Let's take a look at the opportunities and directions brought about by the problem:
1. business-oriented. Security is the ultimate protection for the business. Currently, many security construction solutions and business considerations are seldom considered. During risk identification and planning, many do not consider the impact on the business? It only takes security into account. Everything is designed around security. At present, it is common to understand business security, security, and business. Therefore, in the future, if the security company can evaluate and design the customer's business process and business development direction, it will surely become a bright spot.

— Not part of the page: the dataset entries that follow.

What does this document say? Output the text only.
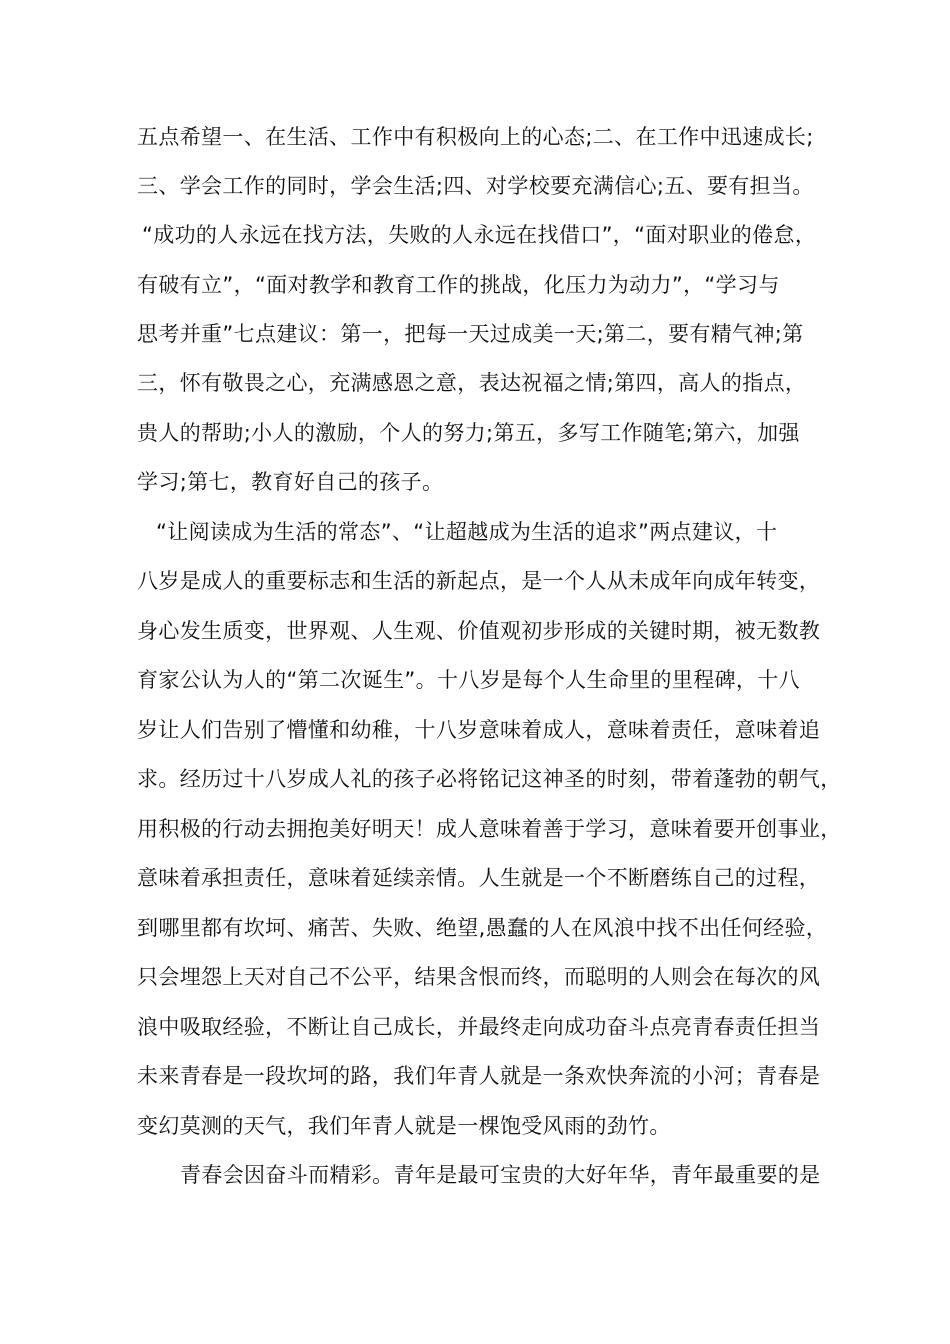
五点希望一、在生活、工作中有积极向上的心态;二、在工作中迅速成长;
三、学会工作的同时，学会生活;四、对学校要充满信心;五、要有担当。
“成功的人永远在找方法，失败的人永远在找借口”，“面对职业的倦怠，
有破有立”，“面对教学和教育工作的挑战，化压力为动力”，“学习与
思考并重”七点建议：第一，把每一天过成美一天;第二，要有精气神;第
三，怀有敬畏之心，充满感恩之意，表达祝福之情;第四，高人的指点，
贵人的帮助;小人的激励，个人的努力;第五，多写工作随笔;第六，加强
学习;第七，教育好自己的孩子。
“让阅读成为生活的常态”、“让超越成为生活的追求”两点建议，十
八岁是成人的重要标志和生活的新起点，是一个人从未成年向成年转变，
身心发生质变，世界观、人生观、价值观初步形成的关键时期，被无数教
育家公认为人的“第二次诞生”。十八岁是每个人生命里的里程碑，十八
岁让人们告别了懵懂和幼稚，十八岁意味着成人，意味着责任，意味着追
求。经历过十八岁成人礼的孩子必将铭记这神圣的时刻，带着蓬勃的朝气，
用积极的行动去拥抱美好明天！成人意味着善于学习，意味着要开创事业，
意味着承担责任，意味着延续亲情。人生就是一个不断磨练自己的过程，
到哪里都有坎坷、痛苦、失败、绝望,愚蠢的人在风浪中找不出任何经验，
只会埋怨上天对自己不公平，结果含恨而终，而聪明的人则会在每次的风
浪中吸取经验，不断让自己成长，并最终走向成功奋斗点亮青春责任担当
未来青春是一段坎坷的路，我们年青人就是一条欢快奔流的小河；青春是
变幻莫测的天气，我们年青人就是一棵饱受风雨的劲竹。
青春会因奋斗而精彩。青年是最可宝贵的大好年华，青年最重要的是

2. system construction is a good opportunity. Recently, it was found that system construction projects have become a hot topic recently, and many enterprises have this requirement because the infrastructure has been improved after years of information security construction, however, security incidents still occur, and enterprises begin to realize that security is not only a technical issue, but also a management issue. We often say that money can solve none of the problems. In the security industry, the technical solution is not a problem. The management problem is a problem. The management problem is ultimately a problem of human management and human. Solving human problems is usually achieved through the cultivation of security awareness, technical means, and punishment of the system. On the other hand, customers do not have a general idea and direction for future information security construction, and they urgently need to rely on third parties to help them establish their own security construction ideas and directions.
The above is just a Summary of the security products and security services from the perspective of Party B. It is also a simple summary of myself. Because of the relationship between time and capability, what I wrote is not completely correct, mistakes and omissions are inevitable. Please forgive me!